Kiedy rozwód może być „dobry” dla dziecka? Wtedy, gdy rodzice mimo rozstania się, potrafią zachować się jak cywilizowani ludzie. To sygnał dla dziecka, że mimo że w życiu zdarzają się czasem bardzo trudne sytuacje, to jest możliwe przyzwoite ich rozwiązanie. Bliska mi osoba kilka lat temu rozstała się z ojcem swoich dzieci i serce mi się raduje, jak widzę, jak dobrze potrafią funkcjonować jako rodzice swoich dzieci. Nie są już razem jako para, ale wciąż są razem jako rodzice. To na pewno nie jest łatwe, ale gdy się bardzo chce, da się.
*
Gdy wczoraj napisała do mnie Ewelina Wiśniewska – psychoterapeutka Ośrodka ReGeneRacja w Warszawie, prowadząca między innymi grupę terapeutyczną Tajemniczy Ogród dla dzieci rodziców, którzy rozstali się (zapisy trwają), poprosiłam ją, żeby przygotowała kilka „rad” dla rodziców, którzy postanowili się rozstać lub już to zrobili. Oczywiście nie da się wyczerpać tego tematu w kilku zdaniach, tym niemniej sądzę, że warto wziąć je sobie do serca:
Rozwód rodziców to rozpad rodziny – rodziny w takiej wersji, jaką dziecko miało i znało do tej pory – jasne jest zatem, że budzi wiele uczuć, w tym złość, smutek, lęk i poczucie winy, a pogodzenie się z tą zmianą wymaga czasu i wsparcia dorosłych. Warto, aby rodzice przekazując dziecku wiadomość o rozstaniu, podkreślali, że rozstają się ze sobą, ale nie z nim oraz wyraźnie zaznaczali, że nie jest ono temu rozstaniu winne. Informowanie dziecka w momencie, gdy rodzice nie są pewni, wciąż pracują nad związkiem albo walczą ze sobą, może być dla niego bardzo krzywdzące i dlatego warto podejmować takie rozmowy dopiero, gdy ostateczna decyzja zapadła. Wymaga to wysiłku i pracy, ale najważniejsze jest, by nie obwiniać, nie oczerniać i nie krytykować drugiego rodzica do dziecka – nie tworzyć sytuacji, w której może ono czuć się nielojalne, gdy ma chęć z drugim rodzicem spędzać czas, okazywać mu uczucia. Dziecko nie może stać się powiernikiem i spowiednikiem rodziców, ponieważ bez względu na wiek jest to dla niego zbyt obciążające, choć naturalne jest, że będzie widziało, że rodzice przeżywają rozstanie i różne rzeczy w związku z tym się z nimi dzieją, jest im trudno.

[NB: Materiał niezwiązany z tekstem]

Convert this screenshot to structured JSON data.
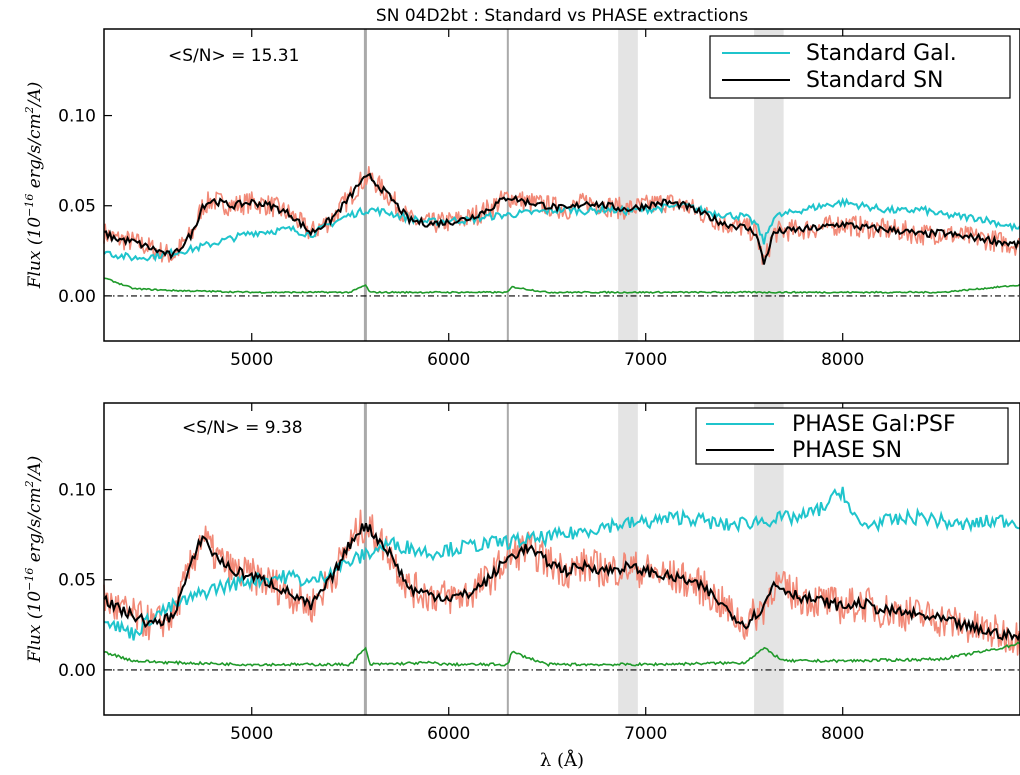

To, że mały człowiek sam nie dopytuje, nie znaczy, że nie przeżywa i nie myśli o tym, co dzieje się z jego rodziną – może odreagowywać w przedszkolu czy szkole lub w jakiś inny sposób dawać ujście napięciu, może pojawić się moczenie nocne czy wycofanie i apatia. Warto zatem wielokrotnie i z różnych perspektyw omawiać tę sytuację, młodszym dzieciom mogą pomóc dedykowane zagadnieniu rozwodu rodziców bajki albo wspólne zabawy, w których można dialogować na przykład tak: „rodzice już się nie kochają nawzajem, ale bardzo oboje kochają ciebie”. Ważne jest tłumaczenie krok po kroku – co się będzie działo, gdzie będziemy mieszkać, gdzie będzie mieszkać drugi rodzic, kiedy będziemy się widywać, w jakich okolicznościach itp.
Nawet jeśli rodzice nie są w stanie rozmawiać z dzieckiem wspólnie, niezwykle istotne jest, aby mieli wspólną koncepcję tego, co robią, aby zapewnić mu podstawowe poczucie bezpieczeństwa. Jest to ekstremalna sytuacja, zarówno dla dzieci jak i dorosłych i może być tak, że potrzebna jest pomoc specjalistów – warto po nią sięgnąć, aby łagodzić cierpienie i pozwalać przeżyć utratę i sobie, i dzieciom.